AC Milan players also headed over to the RAC after their practice ended, where the team shot some baskets, played a game of dodgeball and mingled with slightly-starstruck members of the UMBC community.

Chelsea and AC Milan are powerhouse professional teams in their respective countries and on the larger European stage. Both teams won automatic qualification to the Champions League for the 2009-2010 campaign, which begins on September 15.

Many of the 71,000 fans who attended the exhibition would have loved to get the close-up view of the teams that a few lucky UMBC fans got on a sunny late-July day in Catonsville.

Pete Caringi, men’s soccer coach at UMBC, says that “it was a once-in-a-lifetime opportunity to have two of the best teams in the world train at our facility. We got a chance to interact with the coaches, their staffs and legendary players.”

— Richard Byrne ’86

The Mascot Game

These days, Steve Butz ’97, biological sciences, spends much of his spring and summer flapping and frolicking with fans in Camden Yards as the mascot for the Baltimore Orioles.

Yet Butz got his start in the mascot game as UMBC’s True Grit – the ultimate Retriever Believer at athletics events and in other public venues – at the suggestion of a roommate who played men’s basketball. He says he took to the mascot game quickly, developing new hijinks all the time.

“Sometimes when an opposing team visited, I would take an opposing team’s cheerleader, direct her to UMBC’s side of the court, swap out the pom-poms she was holding for UMBC’s, and direct her in a UMBC cheer,” he recalls.

The True Grit gig also had more duties, including off-campus trips to Camp David to visit military families. And when he started the serious work of pursuing a doctoral degree in psychology at Loyola College in Maryland in 2002, he replied to an ad for the Oriole Bird slot and won the coveted position.

“In my work as a Retriever I learned what worked and what didn’t in terms of how everything has to be exaggerated as a mascot,” he says.

Butz now works full-time as a clinical psychologist, but he still roams the ballpark as the Oriole Bird. Psychology has proven invaluable during his mascot career, he says: “You have to think quickly and react on your feet. You want to push the limits to be a good mascot. The situation can change just like that, and you have to be able to react to that in a hurry.”

— Matthew Morgal ’09
Image courtesy of Todd Olszewski (Team Photographer, Baltimore Orioles)

Machines in Motion

From his boyhood, former UMBC provost Homer W. Schamp, Jr. was always interested in mechanical things.

“I got a windup train when I was three years old and that was a defining toy for me,” Schamp says. “At five, I asked my mother, ‘How do they make the machines that make the machines that make the machines?’ I still don’t have an answer for that one.”

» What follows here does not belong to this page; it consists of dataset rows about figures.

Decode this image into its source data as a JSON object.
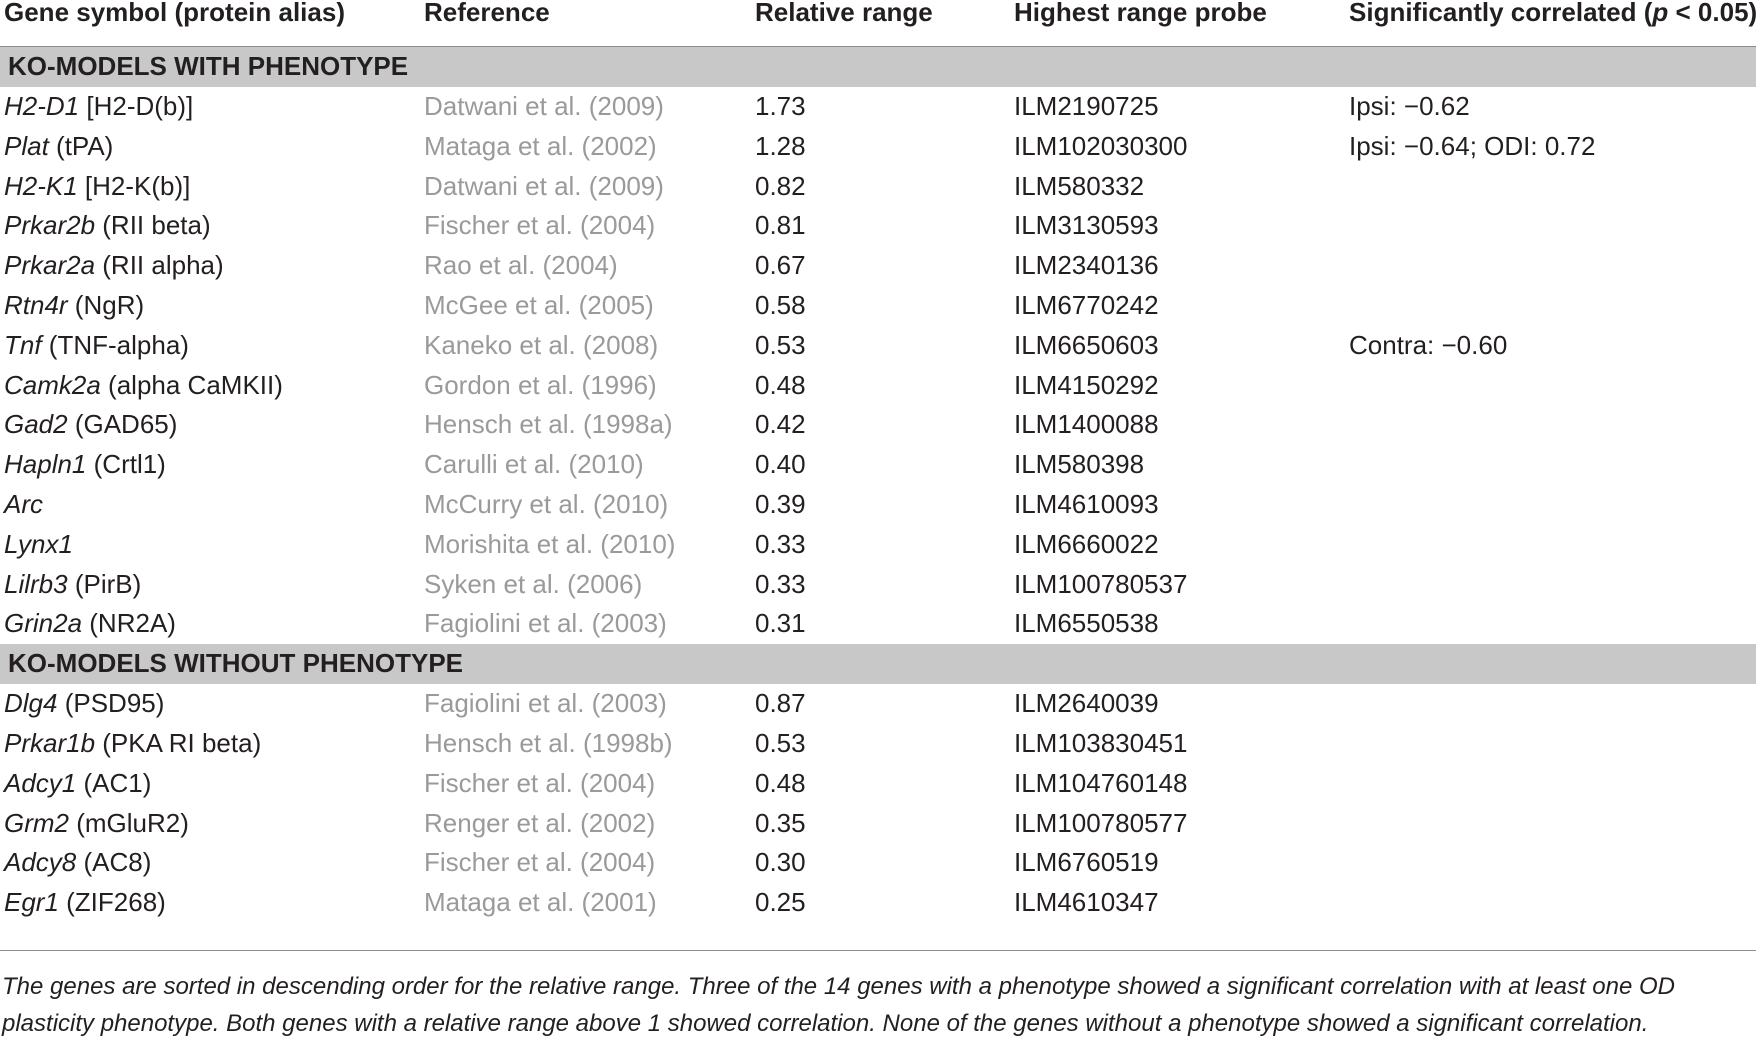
{
  "header": {
    "gene": "Gene symbol (protein alias)",
    "reference": "Reference",
    "relative_range": "Relative range",
    "highest_probe": "Highest range probe",
    "correlated_prefix": "Significantly correlated (",
    "correlated_p": "p",
    "correlated_suffix": " < 0.05)"
  },
  "sections": [
    {
      "label": "KO-MODELS WITH PHENOTYPE",
      "rows": [
        {
          "symbol": "H2-D1",
          "alias": " [H2-D(b)]",
          "reference": "Datwani et al. (2009)",
          "range": "1.73",
          "probe": "ILM2190725",
          "corr": "Ipsi: −0.62"
        },
        {
          "symbol": "Plat",
          "alias": " (tPA)",
          "reference": "Mataga et al. (2002)",
          "range": "1.28",
          "probe": "ILM102030300",
          "corr": "Ipsi: −0.64; ODI: 0.72"
        },
        {
          "symbol": "H2-K1",
          "alias": " [H2-K(b)]",
          "reference": "Datwani et al. (2009)",
          "range": "0.82",
          "probe": "ILM580332",
          "corr": ""
        },
        {
          "symbol": "Prkar2b",
          "alias": " (RII beta)",
          "reference": "Fischer et al. (2004)",
          "range": "0.81",
          "probe": "ILM3130593",
          "corr": ""
        },
        {
          "symbol": "Prkar2a",
          "alias": " (RII alpha)",
          "reference": "Rao et al. (2004)",
          "range": "0.67",
          "probe": "ILM2340136",
          "corr": ""
        },
        {
          "symbol": "Rtn4r",
          "alias": " (NgR)",
          "reference": "McGee et al. (2005)",
          "range": "0.58",
          "probe": "ILM6770242",
          "corr": ""
        },
        {
          "symbol": "Tnf",
          "alias": " (TNF-alpha)",
          "reference": "Kaneko et al. (2008)",
          "range": "0.53",
          "probe": "ILM6650603",
          "corr": "Contra: −0.60"
        },
        {
          "symbol": "Camk2a",
          "alias": " (alpha CaMKII)",
          "reference": "Gordon et al. (1996)",
          "range": "0.48",
          "probe": "ILM4150292",
          "corr": ""
        },
        {
          "symbol": "Gad2",
          "alias": " (GAD65)",
          "reference": "Hensch et al. (1998a)",
          "range": "0.42",
          "probe": "ILM1400088",
          "corr": ""
        },
        {
          "symbol": "Hapln1",
          "alias": " (Crtl1)",
          "reference": "Carulli et al. (2010)",
          "range": "0.40",
          "probe": "ILM580398",
          "corr": ""
        },
        {
          "symbol": "Arc",
          "alias": "",
          "reference": "McCurry et al. (2010)",
          "range": "0.39",
          "probe": "ILM4610093",
          "corr": ""
        },
        {
          "symbol": "Lynx1",
          "alias": "",
          "reference": "Morishita et al. (2010)",
          "range": "0.33",
          "probe": "ILM6660022",
          "corr": ""
        },
        {
          "symbol": "Lilrb3",
          "alias": " (PirB)",
          "reference": "Syken et al. (2006)",
          "range": "0.33",
          "probe": "ILM100780537",
          "corr": ""
        },
        {
          "symbol": "Grin2a",
          "alias": " (NR2A)",
          "reference": "Fagiolini et al. (2003)",
          "range": "0.31",
          "probe": "ILM6550538",
          "corr": ""
        }
      ]
    },
    {
      "label": "KO-MODELS WITHOUT PHENOTYPE",
      "rows": [
        {
          "symbol": "Dlg4",
          "alias": " (PSD95)",
          "reference": "Fagiolini et al. (2003)",
          "range": "0.87",
          "probe": "ILM2640039",
          "corr": ""
        },
        {
          "symbol": "Prkar1b",
          "alias": " (PKA RI beta)",
          "reference": "Hensch et al. (1998b)",
          "range": "0.53",
          "probe": "ILM103830451",
          "corr": ""
        },
        {
          "symbol": "Adcy1",
          "alias": " (AC1)",
          "reference": "Fischer et al. (2004)",
          "range": "0.48",
          "probe": "ILM104760148",
          "corr": ""
        },
        {
          "symbol": "Grm2",
          "alias": " (mGluR2)",
          "reference": "Renger et al. (2002)",
          "range": "0.35",
          "probe": "ILM100780577",
          "corr": ""
        },
        {
          "symbol": "Adcy8",
          "alias": " (AC8)",
          "reference": "Fischer et al. (2004)",
          "range": "0.30",
          "probe": "ILM6760519",
          "corr": ""
        },
        {
          "symbol": "Egr1",
          "alias": " (ZIF268)",
          "reference": "Mataga et al. (2001)",
          "range": "0.25",
          "probe": "ILM4610347",
          "corr": ""
        }
      ]
    }
  ],
  "footnote": "The genes are sorted in descending order for the relative range. Three of the 14 genes with a phenotype showed a significant correlation with at least one OD plasticity phenotype. Both genes with a relative range above 1 showed correlation. None of the genes without a phenotype showed a significant correlation."
}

Now retired after a career at UMBC that began with the university’s founding, Schamp makes toys that draw on his interest in how mechanisms work. At a shop in East Baltimore called Funny Things Ltd., he creates kaleidoscopes and oscillators as a hobby. Schamp’s toys were even exhibited last year at the Creative Alliance in Baltimore.

An object called “Funny Things Oscillator” was Schamp’s first creation. Two long strips of metal are attached perpendicularly from a block of wood. Magnets placed on each of the metal strips move them back and forth at different frequencies. His kaleidoscopes have three mirrors facing each other in a triangle. Some of them have motors that move colored panels and create patterns. One kaleidoscope’s motions are even set to music.

Schamp makes his toys with children – and sparking interest in science – in mind. “I want to make people outside of science to think elementary science is important for the way it shapes [children’s] interests,” he says.

Schamp hopes to place his pieces in a children’s science museum by the end of the summer. “In the meantime,” he says, “I don’t mind. I just enjoy making them.”